Through effective contagion mitigation and disease control strategies, India managed to confine the COVID-19 to a minuscule section of the population, though at great economic cost. These lessons will now be vital in managing the advancing second wave. There is an urgency to ensure that the population in general, and government agencies in particular, do not drop their guard and that all mechanisms of surveillance, disease control and contagion mitigation function robustly.
By A. Vinod Kumar
A year has passed since the country imposed the world’s largest contagion mitigation measure through a nation-wide lockdown, to safeguard 1.37 billion people from the epidemical impact of the Coronavirus (SARS-CoV-2). The virus had made landfall in India in late January 2020. When the lockdown was imposed on March 24, 2020, a handful of thermal scanners at airports was India’s only defence against the advancing pathogen. The limited production capability for masks and the almost non-existent capacity for RT-PCR kits, coupled with an abysmal public health infrastructure, meant that the country had minimum wherewithal to shield against a pandemic of such global proportions.
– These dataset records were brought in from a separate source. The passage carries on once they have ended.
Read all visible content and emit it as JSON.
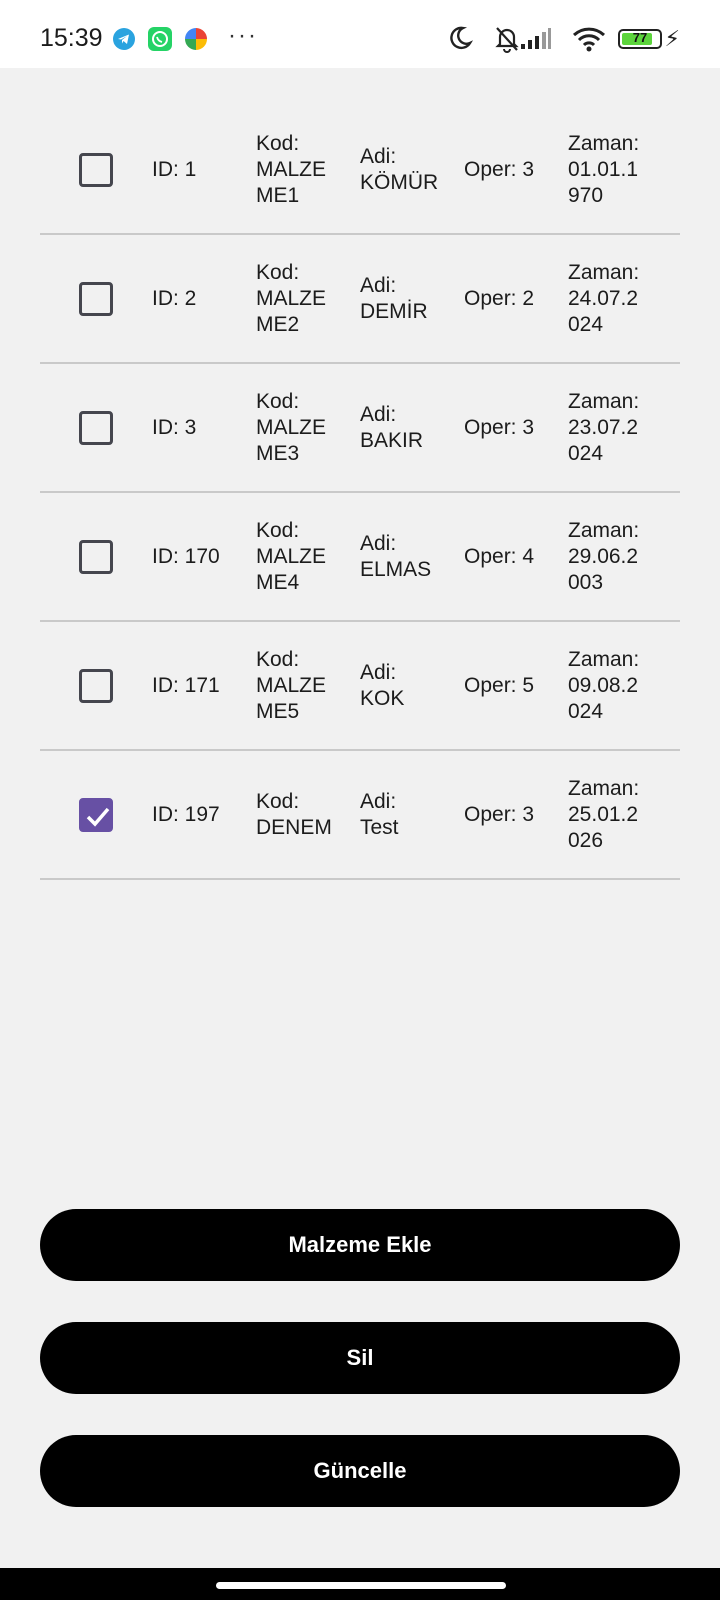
{
  "status_bar": {
    "time": "15:39",
    "battery_level": "77",
    "icons": [
      "telegram-icon",
      "whatsapp-icon",
      "photos-icon",
      "more-icon",
      "moon-icon",
      "bell-off-icon",
      "signal-icon",
      "wifi-icon",
      "battery-icon",
      "charging-icon"
    ]
  },
  "colors": {
    "accent": "#6750a4",
    "button": "#000000",
    "background": "#f1f1f1"
  },
  "rows": [
    {
      "checked": false,
      "id": "ID: 1",
      "kod": "Kod:\nMALZE\nME1",
      "adi": "Adi:\nKÖMÜR",
      "oper": "Oper: 3",
      "zaman": "Zaman:\n01.01.1\n970"
    },
    {
      "checked": false,
      "id": "ID: 2",
      "kod": "Kod:\nMALZE\nME2",
      "adi": "Adi:\nDEMİR",
      "oper": "Oper: 2",
      "zaman": "Zaman:\n24.07.2\n024"
    },
    {
      "checked": false,
      "id": "ID: 3",
      "kod": "Kod:\nMALZE\nME3",
      "adi": "Adi:\nBAKIR",
      "oper": "Oper: 3",
      "zaman": "Zaman:\n23.07.2\n024"
    },
    {
      "checked": false,
      "id": "ID: 170",
      "kod": "Kod:\nMALZE\nME4",
      "adi": "Adi:\nELMAS",
      "oper": "Oper: 4",
      "zaman": "Zaman:\n29.06.2\n003"
    },
    {
      "checked": false,
      "id": "ID: 171",
      "kod": "Kod:\nMALZE\nME5",
      "adi": "Adi:\nKOK",
      "oper": "Oper: 5",
      "zaman": "Zaman:\n09.08.2\n024"
    },
    {
      "checked": true,
      "id": "ID: 197",
      "kod": "Kod:\nDENEM",
      "adi": "Adi:\nTest",
      "oper": "Oper: 3",
      "zaman": "Zaman:\n25.01.2\n026"
    }
  ],
  "buttons": {
    "add": "Malzeme Ekle",
    "delete": "Sil",
    "update": "Güncelle"
  }
}
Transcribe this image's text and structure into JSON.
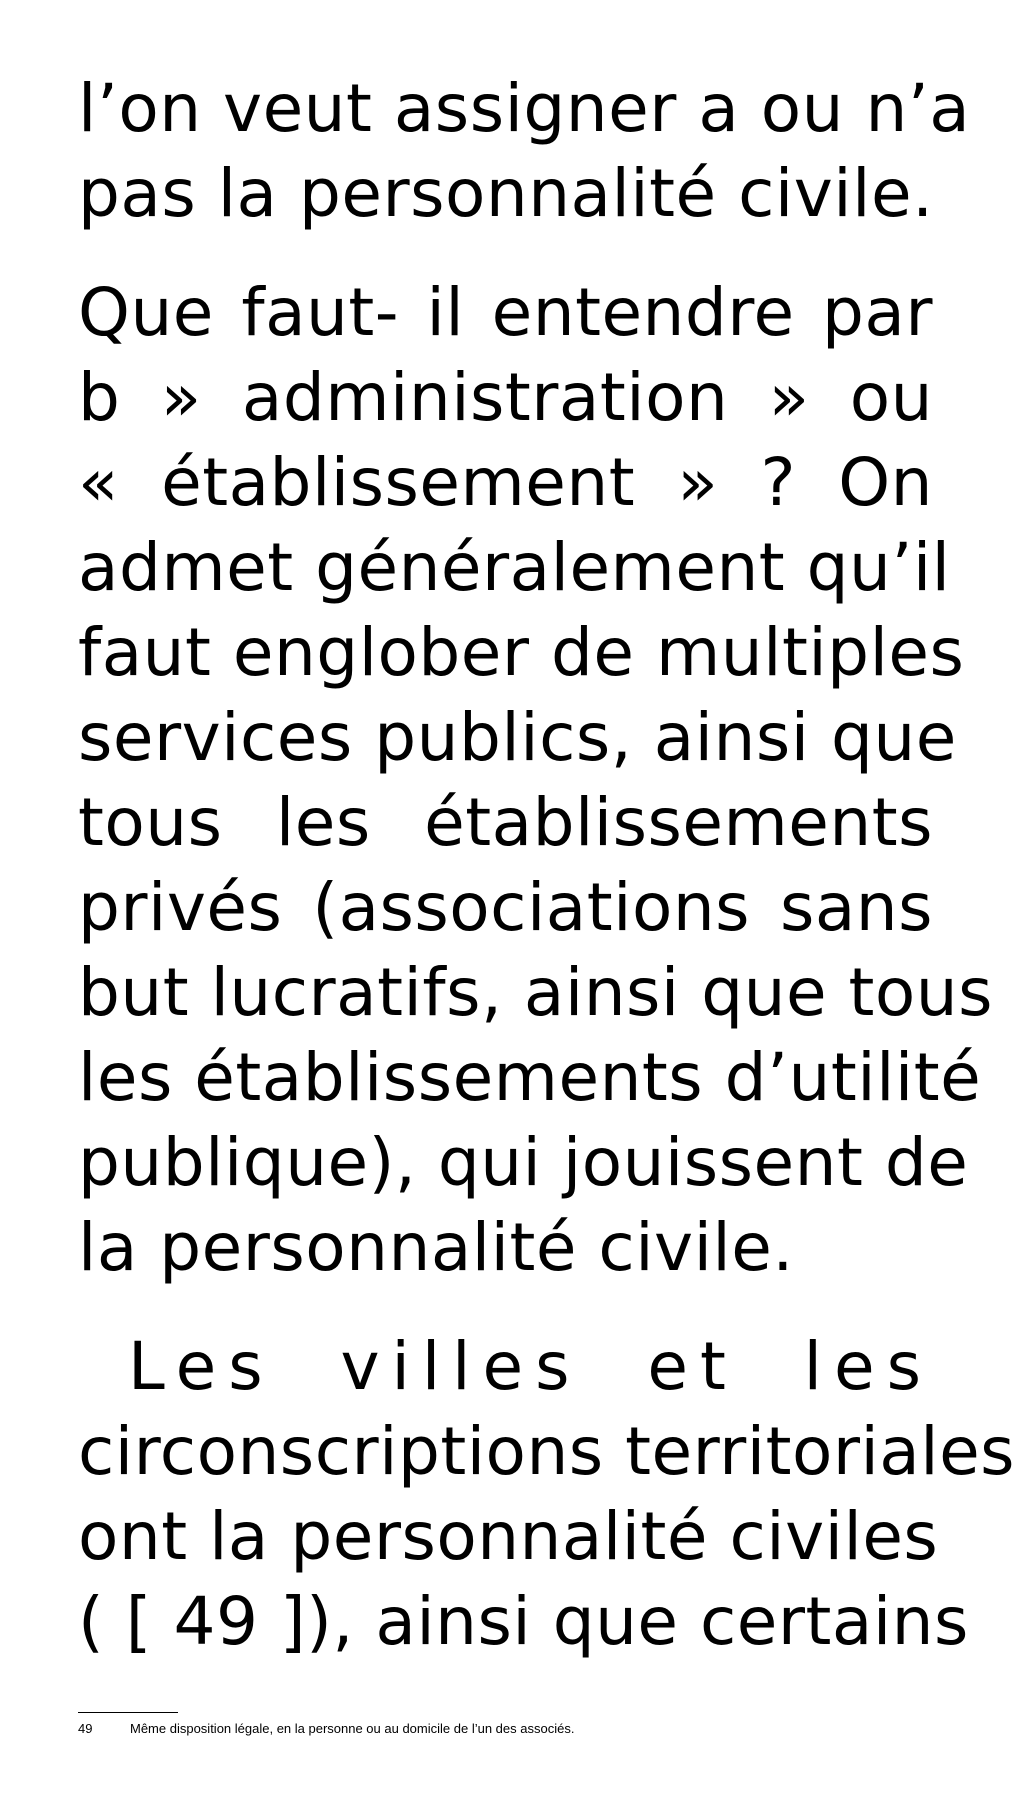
{
  "paragraphs": [
    {
      "lines": [
        "l’on veut assigner a ou n’a",
        "pas la personnalité civile."
      ]
    },
    {
      "lines": [
        "Que faut- il entendre par",
        "b » administration » ou",
        "«  établissement » ? On",
        "admet généralement qu’il",
        "faut englober de multiples",
        "services publics, ainsi que",
        "tous les établissements",
        "privés (associations sans",
        "but lucratifs, ainsi que tous",
        "les établissements d’utilité",
        "publique), qui jouissent de",
        "la  personnalité civile."
      ]
    },
    {
      "lines": [
        "Les villes et les",
        "circonscriptions territoriales",
        "ont la personnalité civiles",
        "( [ 49 ]), ainsi que certains"
      ]
    }
  ],
  "footnotes": [
    {
      "number": "49",
      "text": "Même disposition légale, en la personne ou au domicile de l’un des associés."
    }
  ]
}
In fact, these were among the factors that weighed in favour of the decision to impose a nation-wide lockdown, at great cost to the economy, as a core contagion-mitigation measure. While the jury is still out on whether the course taken a year ago was the ideal one, it is beyond doubt that India successfully managed to keep the contagion confined to a minuscule section of its population. Its public health systems, despite being of third-world standards, functioned with resilience to implement disease control measures on a national scale and executed best practices that excelled advanced societies.
As India currently progresses towards inoculating a quarter of its population through a national immunisation mission by June 2021 (having started the exercise in January 2021), the sudden spike in daily and active caseloads in recent weeks have raised fears of a second wave of the contagion gripping the country. Is India prepared to handle the second wave with insights gained from a year of pandemic management?
The (elongated) epidemical curve
Not withstanding criticism that the nation-wide lockdown did not take into account the enormous economic implications, the dominating view is that this core contagion mitigation measure was all about flattening the epidemical curve. Less considered is the fact that this strategy had managed to contain the contagion to less than one per cent of the population (at 11.5 million, as of March 18, 2021).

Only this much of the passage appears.